In the Court’s view,

the strong consensus existing among the Contracting States in this respect is of considerable importance and narrows the margin of appreciation left to the respondent State in the assessment of the permissible limits of the interference with private life in this sphere. The Court considers that any State claiming a pioneer role in the development of new technologies bears special responsibility for striking the right balance in this regard.

The court criticized the particulars of the “blanket and indiscriminate nature of the power of retention in England and Wales.”

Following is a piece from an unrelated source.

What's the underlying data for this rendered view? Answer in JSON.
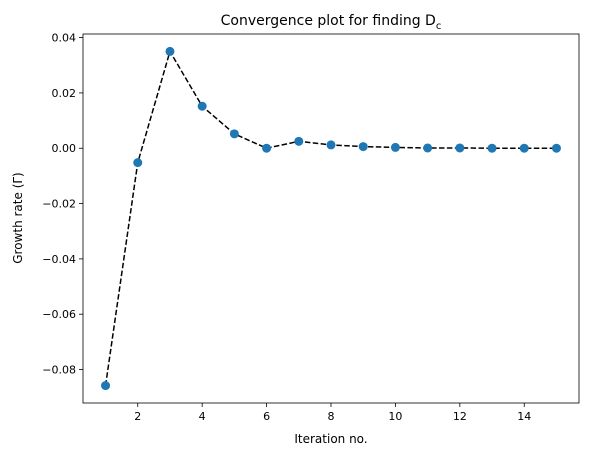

The material may be retained irrespective of the nature or gravity of the offence with which the individual was originally suspected or of the age of the suspected offender; fingerprints and samples may be taken – and retained – from a person of any age, arrested in connection with a recordable offence, which includes minor or non-imprisonable offences. The retention is not time-limited; the material is retained indefinitely whatever the nature or seriousness of the offence of which the person was suspected. Moreover, there exist only limited possibilities for an acquitted individual to have the data removed from the national database or the materials destroyed . . . ; in particular, there is no provision for independent review of the justification for the retention according to defined criteria, including such factors as the seriousness of the offence, previous arrests, the strength of the suspicion against the person and any other special circumstances.

The question, therefore, was whether the above-described retention policy “is proportionate and strikes a fair balance between the competing public and private interests.”  The court held that it was not.